The number of nine unprovoked fatal encounters with sharks also remained high in 2021, with most taking place in the South Pacific. There were six confirmed deaths in Australia, New Caledonia and New Zealand, while single incidents occurred in South Africa, Brazil and the United States.
Great white sharks were characteristically the primary culprit for unprovoked fatalities.
While the IFAS investigates all reported shark bites, it emphasises those that were unprovoked – defined as incidents which occurred in the shark's natural habitat without human provocation. These help researchers understand the natural behaviour of the animals which can help in developing mitigation measures.
Numbers at a glance
The US continues to notch up the highest number of shark bites worldwide, with a total of 47 in 2021, representing 64 per cent of global cases. Of these, all but five took place along the Atlantic Seaboard.
As in previous years, Australia had the second-highest number of bites, with 12 total, representing a decrease from its five-year global average of 16 bites. Australia also had three fatalities, which, although down from last year's six, was still the highest count of any country in 2021.
Brazil and New Zealand each had three bites, while Canada, Ecuador and St Kitts and Nevis all followed with single incidents.
Shark bites resumed in South Africa in 2021 after zero reported incidents the year before. Three shark bites were reported for the country in 2021, one of which was fatal.
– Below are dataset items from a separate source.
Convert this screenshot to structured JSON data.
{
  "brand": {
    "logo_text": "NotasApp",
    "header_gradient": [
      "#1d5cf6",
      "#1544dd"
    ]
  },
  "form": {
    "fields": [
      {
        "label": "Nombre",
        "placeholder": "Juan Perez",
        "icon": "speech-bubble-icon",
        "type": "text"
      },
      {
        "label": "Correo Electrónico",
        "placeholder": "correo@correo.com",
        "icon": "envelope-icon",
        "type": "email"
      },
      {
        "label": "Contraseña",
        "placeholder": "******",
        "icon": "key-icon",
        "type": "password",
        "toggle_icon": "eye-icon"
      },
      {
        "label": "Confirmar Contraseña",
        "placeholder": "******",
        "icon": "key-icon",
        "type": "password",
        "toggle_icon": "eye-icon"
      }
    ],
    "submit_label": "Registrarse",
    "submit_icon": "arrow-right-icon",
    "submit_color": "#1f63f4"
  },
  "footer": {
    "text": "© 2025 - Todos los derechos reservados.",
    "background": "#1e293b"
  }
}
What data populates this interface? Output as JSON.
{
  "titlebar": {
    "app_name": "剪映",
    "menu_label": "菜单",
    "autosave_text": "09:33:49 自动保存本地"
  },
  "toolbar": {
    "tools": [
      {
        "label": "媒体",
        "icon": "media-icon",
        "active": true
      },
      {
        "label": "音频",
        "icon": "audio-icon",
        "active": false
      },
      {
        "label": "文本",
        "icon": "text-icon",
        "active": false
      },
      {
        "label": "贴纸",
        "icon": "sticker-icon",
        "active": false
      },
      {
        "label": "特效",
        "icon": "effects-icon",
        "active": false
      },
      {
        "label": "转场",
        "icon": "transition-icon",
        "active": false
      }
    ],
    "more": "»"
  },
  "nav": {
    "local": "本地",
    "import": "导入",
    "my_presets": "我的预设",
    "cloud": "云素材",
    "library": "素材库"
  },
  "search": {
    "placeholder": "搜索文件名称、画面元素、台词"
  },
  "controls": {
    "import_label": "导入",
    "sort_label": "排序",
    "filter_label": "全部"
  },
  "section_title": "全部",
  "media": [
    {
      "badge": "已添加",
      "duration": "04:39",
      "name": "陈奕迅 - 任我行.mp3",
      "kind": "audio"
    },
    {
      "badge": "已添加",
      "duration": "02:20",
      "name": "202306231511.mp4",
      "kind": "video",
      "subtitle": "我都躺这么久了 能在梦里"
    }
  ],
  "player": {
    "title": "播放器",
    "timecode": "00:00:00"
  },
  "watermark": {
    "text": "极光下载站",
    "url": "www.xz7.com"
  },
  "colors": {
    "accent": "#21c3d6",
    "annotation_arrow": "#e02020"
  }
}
Despite the easing of Covid-19 travel and recreational restrictions, shark bite reporting remains spotty, as first responders and coroners continue to grapple with a high number of deaths due to the virus. As a result, the number of unconfirmed shark bites in 2021 was high for the second consecutive year, with 14 incidents still being investigated and one occurrence in which a designation could not be made.
Patterns in perspective
While last year saw an increase in shark bites and a high number of mortalities, both remain well within the long-term averages. As more people have flocked to warm beaches, encounters with sharks have become more common. Yet deaths, in the long run, are becoming less frequent.
"The overall decline in mortalities from shark bites is likely due to a combination of improved beach safety protocols around the world and a diminishment in the number of sharks of various species in coastal waters," said Gavin Naylor, director of the Florida Museum's shark research programme.
"The spike in 2020 and 2021 is almost certainly because of the expanding numbers of white sharks, which have been increasing in various localities, likely in response to a boom in the seal populations they feed on."
The majority of individuals (51 per cent) bitten by sharks were surfers or boarders, who spend a significant amount of time on the water, in and around surf zones.
This thin strip of water, where inbound waves that may have travelled for hundreds of kilometres finally snag on the rising coastal sea floor and topple over, creates the perfect environment for surfers and sharks alike.
Marine coasts and estuaries are a favourite feeding ground for a variety of fish, which take advantage of the tides to scope out new food and rummage near the shallow sea floor for plants and invertebrates. These smaller fish, in turn, attract sharks, which then sometimes mistake humans for prey.